Antes disso, os membros da organização de extrema-direita tinham-se notabilizado essencialmente pelas apreensões massivas de armas — muitos foram inclusivamente impedidos de as ter, não obstante as licenças legais que detinham —, e por atos de violência contra elementos da autoridade, invariavelmente quando visados por não cumprirem as suas obrigações legais como cidadãos da República Federal da Alemanha.

Foi o que aconteceu, por exemplo, em setembro de 2021, a um homem de 47 anos de Linden, no estado da Renânia-Palatinado.

Suspeito de tentativa de fraude e falsificação, o homem, com ligações ao grupo de extrema-direita, tentou impedir os agentes da polícia que se preparavam para lhe revistar a casa com tiros de besta. Acabou preso, acusado de tentativa de homicídio e de resistência à polícia — mas só porque a seta que disparou acabou por ficar cravada no teto e não feriu ninguém.

Cinco anos antes um caso idêntico, de desfecho bem menos feliz, tinha colocado definitivamente o grupo no radar das autoridades e da opinião pública alemã.

Aconteceu em outubro de 2016, quando quatro polícias foram enviados à casa de Wolfgang P., um “Cidadão do Reich”, então com 49 anos, para proceder ao arresto das 31 armas de fogo que ali detinha ilegalmente.

O homem, que se recusava há anos a pagar impostos, chamou a atenção das autoridades por isso mesmo e por deter uma série de armas, que se recusou a entregar voluntariamente.

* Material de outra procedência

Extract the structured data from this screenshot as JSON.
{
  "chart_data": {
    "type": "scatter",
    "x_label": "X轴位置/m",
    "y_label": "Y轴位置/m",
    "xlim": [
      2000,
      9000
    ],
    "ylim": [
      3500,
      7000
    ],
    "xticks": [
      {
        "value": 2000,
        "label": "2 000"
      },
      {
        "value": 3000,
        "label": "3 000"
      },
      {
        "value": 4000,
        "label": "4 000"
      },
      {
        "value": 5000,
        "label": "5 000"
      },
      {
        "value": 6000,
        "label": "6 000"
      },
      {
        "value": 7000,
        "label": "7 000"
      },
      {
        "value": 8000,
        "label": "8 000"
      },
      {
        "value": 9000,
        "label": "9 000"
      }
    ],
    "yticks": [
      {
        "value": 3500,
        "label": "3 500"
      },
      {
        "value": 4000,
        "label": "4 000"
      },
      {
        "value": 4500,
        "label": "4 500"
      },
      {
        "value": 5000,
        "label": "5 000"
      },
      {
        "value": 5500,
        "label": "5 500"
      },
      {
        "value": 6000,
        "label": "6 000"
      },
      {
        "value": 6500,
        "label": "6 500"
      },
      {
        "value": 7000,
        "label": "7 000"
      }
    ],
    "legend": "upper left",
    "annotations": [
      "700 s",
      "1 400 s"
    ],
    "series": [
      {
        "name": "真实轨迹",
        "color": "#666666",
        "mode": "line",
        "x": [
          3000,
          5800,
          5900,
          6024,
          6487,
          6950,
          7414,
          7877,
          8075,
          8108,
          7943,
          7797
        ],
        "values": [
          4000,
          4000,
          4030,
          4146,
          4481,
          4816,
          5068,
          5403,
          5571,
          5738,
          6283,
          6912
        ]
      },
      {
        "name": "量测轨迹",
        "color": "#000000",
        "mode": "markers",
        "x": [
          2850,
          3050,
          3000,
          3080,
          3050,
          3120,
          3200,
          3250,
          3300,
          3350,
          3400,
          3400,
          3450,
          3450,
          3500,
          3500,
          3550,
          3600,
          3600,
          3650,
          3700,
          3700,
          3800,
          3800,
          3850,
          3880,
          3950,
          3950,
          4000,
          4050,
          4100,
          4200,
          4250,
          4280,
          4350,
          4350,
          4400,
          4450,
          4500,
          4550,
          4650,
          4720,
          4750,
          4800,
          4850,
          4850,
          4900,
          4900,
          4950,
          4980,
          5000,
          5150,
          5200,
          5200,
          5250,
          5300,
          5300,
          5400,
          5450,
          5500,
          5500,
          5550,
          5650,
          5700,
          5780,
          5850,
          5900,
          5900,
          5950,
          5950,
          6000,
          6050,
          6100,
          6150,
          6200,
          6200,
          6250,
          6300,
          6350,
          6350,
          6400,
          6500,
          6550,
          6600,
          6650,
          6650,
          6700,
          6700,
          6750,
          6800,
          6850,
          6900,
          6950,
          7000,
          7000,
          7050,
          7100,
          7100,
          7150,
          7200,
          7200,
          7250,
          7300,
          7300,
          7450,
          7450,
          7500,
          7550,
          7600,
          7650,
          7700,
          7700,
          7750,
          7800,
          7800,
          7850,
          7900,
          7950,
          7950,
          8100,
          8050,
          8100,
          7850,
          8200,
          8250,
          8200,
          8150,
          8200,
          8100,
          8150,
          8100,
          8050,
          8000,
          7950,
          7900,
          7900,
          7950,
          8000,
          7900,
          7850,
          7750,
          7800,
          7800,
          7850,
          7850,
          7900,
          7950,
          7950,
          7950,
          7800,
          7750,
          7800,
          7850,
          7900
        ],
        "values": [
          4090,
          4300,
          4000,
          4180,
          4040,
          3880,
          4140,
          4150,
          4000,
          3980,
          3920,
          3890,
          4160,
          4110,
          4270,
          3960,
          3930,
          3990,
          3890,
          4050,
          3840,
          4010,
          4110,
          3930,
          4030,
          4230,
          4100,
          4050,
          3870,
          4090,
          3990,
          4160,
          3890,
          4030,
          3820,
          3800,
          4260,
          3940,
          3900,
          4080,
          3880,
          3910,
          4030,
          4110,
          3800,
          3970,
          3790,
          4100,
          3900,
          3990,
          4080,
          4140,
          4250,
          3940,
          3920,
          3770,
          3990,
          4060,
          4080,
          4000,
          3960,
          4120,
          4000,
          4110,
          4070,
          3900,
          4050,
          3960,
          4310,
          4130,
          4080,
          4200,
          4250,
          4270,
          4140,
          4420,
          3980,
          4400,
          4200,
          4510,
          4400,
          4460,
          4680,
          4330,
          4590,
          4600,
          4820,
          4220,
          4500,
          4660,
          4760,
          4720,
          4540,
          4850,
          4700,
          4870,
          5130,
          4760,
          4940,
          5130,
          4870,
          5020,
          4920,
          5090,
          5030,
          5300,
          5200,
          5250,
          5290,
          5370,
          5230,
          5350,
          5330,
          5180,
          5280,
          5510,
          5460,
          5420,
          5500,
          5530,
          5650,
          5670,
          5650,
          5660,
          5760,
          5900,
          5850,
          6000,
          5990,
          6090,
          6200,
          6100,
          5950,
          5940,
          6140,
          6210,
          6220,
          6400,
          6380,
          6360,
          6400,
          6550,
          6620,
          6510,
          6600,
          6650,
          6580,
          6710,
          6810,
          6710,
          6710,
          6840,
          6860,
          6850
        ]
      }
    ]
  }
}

Vivia numa casa que tinha herdado em Georgensgmünd, no estado da Baviera, à porta da qual tinha desenhado uma linha amarela, à laia de fronteira. A caixa de correio dizia “Território governamental de Wolfgang” e “Aqui minha palavra é lei!”.

Na manhã em que a polícia lhe bateu à porta, em vez de abrir, disparou; onze tiros no total. Equipado com um colete anti-balas, apontou aos agentes, atingiu mortalmente um deles, de 32 anos, e feriu outros dois. Antes de o condenar a prisão perpétua, a juíza encarregue do caso realçou em tribunal: “Demonstra pensamentos muito incomuns e anormais”.